Not so long ago Zend Framework released a stable release and today I’ve spent my time at work watching screencasts and webinars to take a closer look at it.

And I LOVED IT :) Here’s why:

  • Whole framework is just one directory of classes that you don’t ever care about with no predefined application structure and design by default.
  • It stands behind a respectable and well known company ZEND that has a lot of to do with PHP.
  • It has an outstanding team of professional contributors with a lot of brain power and experience.
  • Lots of well developed components following actual design patterns.
  • 80% > unit test coverage
  • A useful documentation that most others are missing.
  • MVC components, controller plugins, helpers.
  • A possibility to develop a modular application where each module has it’s own views, controllers, models that can easily be removed by anyone in seconds while other frameworks force me to split MVC components to other directories and making it hard to separate from hundreds of others.
  • It does not have ActiveRecord and Scaffolding :)

Though there are some issues people might spot:

  • Zend_Controller_Helper_Abstract.
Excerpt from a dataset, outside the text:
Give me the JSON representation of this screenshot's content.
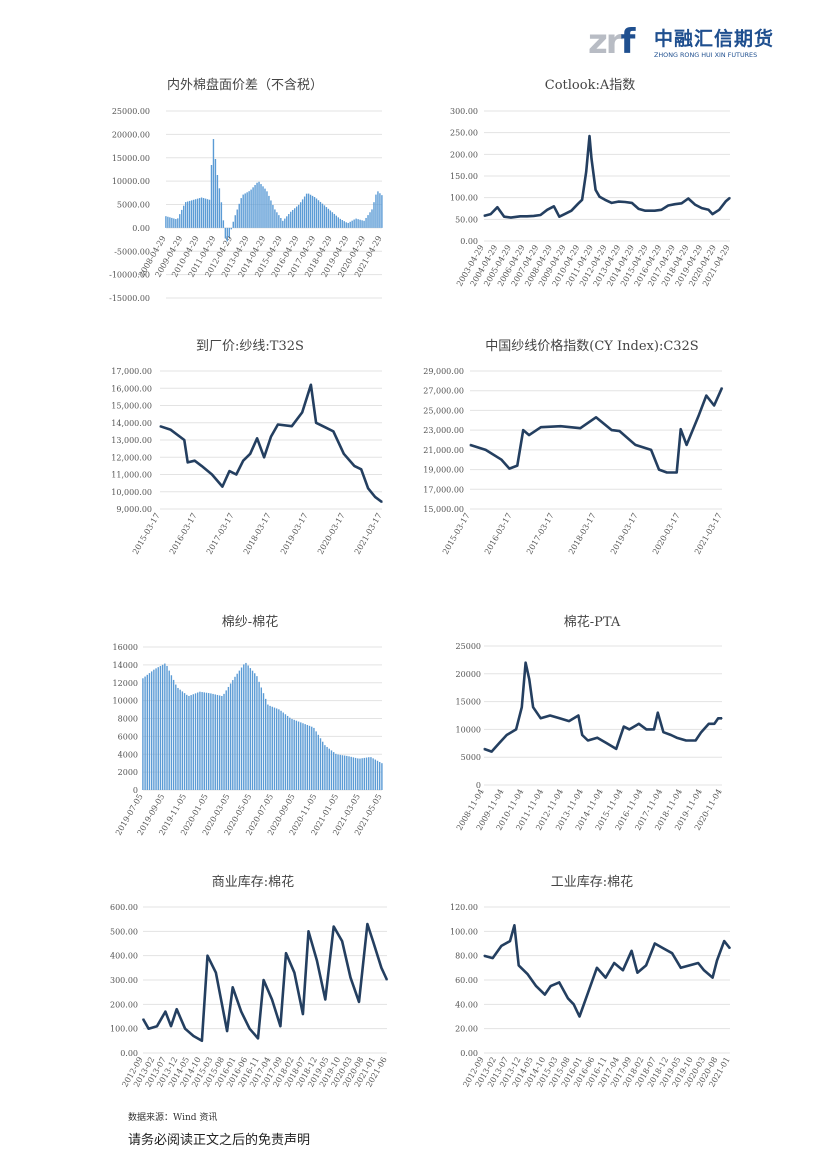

Class names lack namespaces. Though there were no namespaces available while Zend Framework has been actively developed and does it really matter?
  • You need to understand a few design patterns and OOP to use full Zend framework’s potential. And that does not only requires time spent learning but also experience working with it.
  • It is big, it is heavy, it eats memory and it has a lot of includes. Though I usually tend to agree with the “hardware is cheaper than development” theory ..

All in all I find Zend Framework the best PHP framework there is. In the past I looked at CakePHP, symfony, code ignite. I’m going to give Zend Framework a try at work and implement a not so very important project with it. If it works out well I might start migrating all our frameworkless applications to it.